By Derrick Jones, NRLC Communications Director
Editor’s note. For obvious reasons we’re including a number of stories about pro-life youth in our year-long “Roe at 40” series, which is reposting stories from National Right to Life News that go all the way back to 1973. While this particular story talks about what an impact the huge numbers of pro-life youth can have on stories written around the time of the annual March for Life, the sentiments hold true year-round. This appeared in the February 2003 edition of NRL News.
“Our teenagers and youth look at abortion and say, `It could have been me.’ Each of them feel fortunate and blessed that their mother did have them.” — Washington archdiocesan spokeswoman Susan Gibbs, “Both Sides on Abortion Try a Youthful Drumbeat,” Washington Post, January 22, 2003
“I do believe that women deserve better… . You’re talking about …a woman, who is undergoing difficult circumstances. You’re talking about a child who she has brought into this world. And it’s a wonderful thing to be able to support that kind of a cause and to know that there is so much support among the youth out there. The pro-life movement is strongly held by the youth.” — Catholic University alumnus Kara Crawford, appearing on Nachman, MSNBC, January 22, 2003
“All [young people] hear is from the other side.” — NARAL President Kate Michelman, “Choice and the Post-Roe Generation,” Time magazine, January 22, 2003
The weeks leading up to last month’s 30th anniversary of Roe v. Wade were, to say the least, hectic around the NRLC offices. The media relations department received hundreds of requests from media outlets across the country, all wanting comment on Roe’s legacy. Surprisingly, a number of requests came from reporters who wanted to look at the issue through the eyes of young people.
Time magazine. MSNBC. National Public Radio. The Washington Post. The Chicago Tribune–these were just a few of the media powerhouses that wanted an interview with someone from the Roe generation. At the time, I could only imagine what spin the stories would take. Looking back, perhaps I should have anticipated what we would read in newspapers and magazines and saw on television.
Those that covered the “youth angle,” I believe, may have come at it expecting to find complacency and majority support for abortion among the Roe generation. What they discovered–and finally took notice of in a big way–was something we, as a pro-life movement, already knew.
Members of the Roe generation–those of us born after 1973–are increasingly pro-life!
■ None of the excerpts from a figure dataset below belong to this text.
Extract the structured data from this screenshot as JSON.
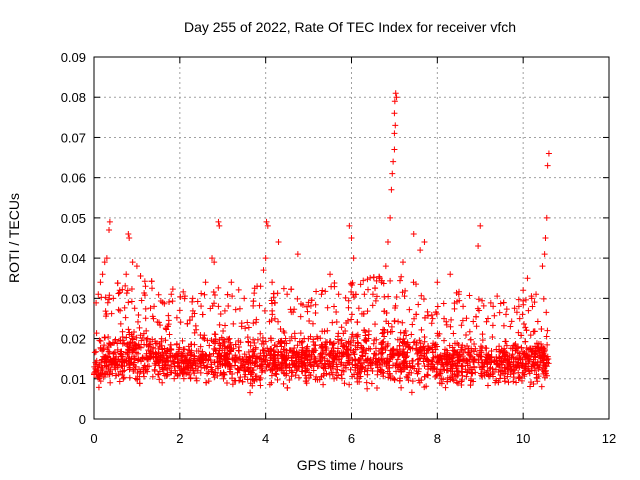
{
  "chart_data": {
    "type": "scatter",
    "title": "Day 255 of 2022, Rate Of TEC Index for receiver vfch",
    "xlabel": "GPS time / hours",
    "ylabel": "ROTI / TECUs",
    "xlim": [
      0,
      12
    ],
    "ylim": [
      0,
      0.09
    ],
    "x_ticks": [
      0,
      2,
      4,
      6,
      8,
      10,
      12
    ],
    "y_ticks": [
      0,
      0.01,
      0.02,
      0.03,
      0.04,
      0.05,
      0.06,
      0.07,
      0.08,
      0.09
    ],
    "x_tick_labels": [
      "0",
      "2",
      "4",
      "6",
      "8",
      "10",
      "12"
    ],
    "y_tick_labels": [
      "0",
      "0.01",
      "0.02",
      "0.03",
      "0.04",
      "0.05",
      "0.06",
      "0.07",
      "0.08",
      "0.09"
    ],
    "grid": true,
    "marker": "+",
    "series": [
      {
        "name": "ROTI",
        "color": "#ff0000",
        "envelope": [
          {
            "x": 0.0,
            "lo": 0.006,
            "hi": 0.018
          },
          {
            "x": 0.5,
            "lo": 0.006,
            "hi": 0.022
          },
          {
            "x": 1.0,
            "lo": 0.006,
            "hi": 0.024
          },
          {
            "x": 1.5,
            "lo": 0.006,
            "hi": 0.022
          },
          {
            "x": 2.0,
            "lo": 0.007,
            "hi": 0.02
          },
          {
            "x": 2.5,
            "lo": 0.007,
            "hi": 0.02
          },
          {
            "x": 3.0,
            "lo": 0.007,
            "hi": 0.021
          },
          {
            "x": 3.5,
            "lo": 0.006,
            "hi": 0.02
          },
          {
            "x": 4.0,
            "lo": 0.006,
            "hi": 0.022
          },
          {
            "x": 4.5,
            "lo": 0.006,
            "hi": 0.021
          },
          {
            "x": 5.0,
            "lo": 0.007,
            "hi": 0.021
          },
          {
            "x": 5.5,
            "lo": 0.007,
            "hi": 0.022
          },
          {
            "x": 6.0,
            "lo": 0.006,
            "hi": 0.023
          },
          {
            "x": 6.5,
            "lo": 0.006,
            "hi": 0.024
          },
          {
            "x": 7.0,
            "lo": 0.004,
            "hi": 0.024
          },
          {
            "x": 7.5,
            "lo": 0.006,
            "hi": 0.023
          },
          {
            "x": 8.0,
            "lo": 0.006,
            "hi": 0.021
          },
          {
            "x": 8.5,
            "lo": 0.006,
            "hi": 0.02
          },
          {
            "x": 9.0,
            "lo": 0.007,
            "hi": 0.019
          },
          {
            "x": 9.5,
            "lo": 0.007,
            "hi": 0.019
          },
          {
            "x": 10.0,
            "lo": 0.006,
            "hi": 0.02
          },
          {
            "x": 10.5,
            "lo": 0.006,
            "hi": 0.021
          },
          {
            "x": 10.6,
            "lo": 0.007,
            "hi": 0.02
          }
        ],
        "outliers": [
          [
            0.1,
            0.031
          ],
          [
            0.15,
            0.034
          ],
          [
            0.2,
            0.036
          ],
          [
            0.25,
            0.039
          ],
          [
            0.3,
            0.04
          ],
          [
            0.35,
            0.047
          ],
          [
            0.37,
            0.049
          ],
          [
            0.45,
            0.03
          ],
          [
            0.6,
            0.032
          ],
          [
            0.75,
            0.036
          ],
          [
            0.8,
            0.046
          ],
          [
            0.82,
            0.045
          ],
          [
            0.9,
            0.039
          ],
          [
            1.0,
            0.038
          ],
          [
            1.2,
            0.033
          ],
          [
            1.4,
            0.028
          ],
          [
            1.6,
            0.029
          ],
          [
            1.8,
            0.031
          ],
          [
            2.0,
            0.027
          ],
          [
            2.3,
            0.03
          ],
          [
            2.6,
            0.034
          ],
          [
            2.75,
            0.04
          ],
          [
            2.8,
            0.039
          ],
          [
            2.9,
            0.049
          ],
          [
            2.92,
            0.048
          ],
          [
            3.2,
            0.034
          ],
          [
            3.5,
            0.03
          ],
          [
            3.8,
            0.033
          ],
          [
            3.95,
            0.037
          ],
          [
            4.0,
            0.04
          ],
          [
            4.02,
            0.049
          ],
          [
            4.05,
            0.048
          ],
          [
            4.15,
            0.034
          ],
          [
            4.3,
            0.044
          ],
          [
            4.5,
            0.031
          ],
          [
            4.75,
            0.041
          ],
          [
            5.0,
            0.029
          ],
          [
            5.3,
            0.031
          ],
          [
            5.5,
            0.036
          ],
          [
            5.7,
            0.031
          ],
          [
            5.95,
            0.048
          ],
          [
            6.0,
            0.045
          ],
          [
            6.05,
            0.04
          ],
          [
            6.3,
            0.031
          ],
          [
            6.5,
            0.031
          ],
          [
            6.7,
            0.034
          ],
          [
            6.8,
            0.038
          ],
          [
            6.85,
            0.044
          ],
          [
            6.9,
            0.05
          ],
          [
            6.93,
            0.057
          ],
          [
            6.95,
            0.061
          ],
          [
            6.97,
            0.064
          ],
          [
            7.0,
            0.067
          ],
          [
            7.0,
            0.071
          ],
          [
            7.02,
            0.073
          ],
          [
            7.0,
            0.076
          ],
          [
            7.01,
            0.079
          ],
          [
            7.03,
            0.081
          ],
          [
            7.05,
            0.08
          ],
          [
            7.2,
            0.039
          ],
          [
            7.45,
            0.046
          ],
          [
            7.6,
            0.042
          ],
          [
            7.7,
            0.044
          ],
          [
            8.0,
            0.034
          ],
          [
            8.3,
            0.036
          ],
          [
            8.5,
            0.031
          ],
          [
            8.6,
            0.028
          ],
          [
            8.95,
            0.043
          ],
          [
            9.0,
            0.048
          ],
          [
            9.3,
            0.028
          ],
          [
            9.6,
            0.026
          ],
          [
            9.9,
            0.028
          ],
          [
            10.0,
            0.032
          ],
          [
            10.1,
            0.035
          ],
          [
            10.2,
            0.03
          ],
          [
            10.3,
            0.031
          ],
          [
            10.45,
            0.038
          ],
          [
            10.5,
            0.041
          ],
          [
            10.52,
            0.045
          ],
          [
            10.55,
            0.05
          ],
          [
            10.57,
            0.063
          ],
          [
            10.6,
            0.066
          ]
        ]
      }
    ]
  }
}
One only needed to look at the throngs of teenagers and college students who crowded in front of the Washington Monument and onto Constitution Avenue for the annual March for Life to realize this very simple, but powerful truth.
To the reporters’ credit the stories took notice of this pro-life majority among young people, even as, at the same time, they lamented the lack of outreach to young people by the pro-abortion movement. The stories candidly discussed a huge ad campaign by pro-abortion organizations that missed their youthful mark because of outdated “iconography” (coathangers!). NARAL’s Kate Michelman, of all people, admitted that the pro-life message is out in force.
What does all this media attention mean? First, that the ongoing educational efforts of the pro-life movement–and more specifically of the hundreds of Teens for Life and campus pro-life groups–are having a major impact on our generation. The importance of this outreach cannot be overstated.
And second, the pro-abortion movement will be out in force in the coming months and years to try to win the youth back. Our opponents have seen the same interviews, read the same stories, and poured through the same polls that we have. We know they are very unhappy. This was supposed to be “their” constituency.
What does all this mean for our Movement? We have to double up our outreach efforts to teens and college students, maintain the advantage we have built up, and enlarge it. Through the support of the adults in the right to life movement and the peer-to-peer education that takes place in classrooms and hallways, we’ve assured that the generation raised with Roe is well enough educated to be decidedly pro-life.
Now, the challenge before us is to maintain that majority, while at the same time adding to its ranks–all while working against the well-funded efforts of our opponents. A formidable challenge.
But all the work we’ve done to this point, and all the work that is yet to be done, is a privilege for each and every one of us–adults and young people alike. And isn’t it oh so sweet to hear Kate Michelman lament, “All [young people] hear is from the other side.”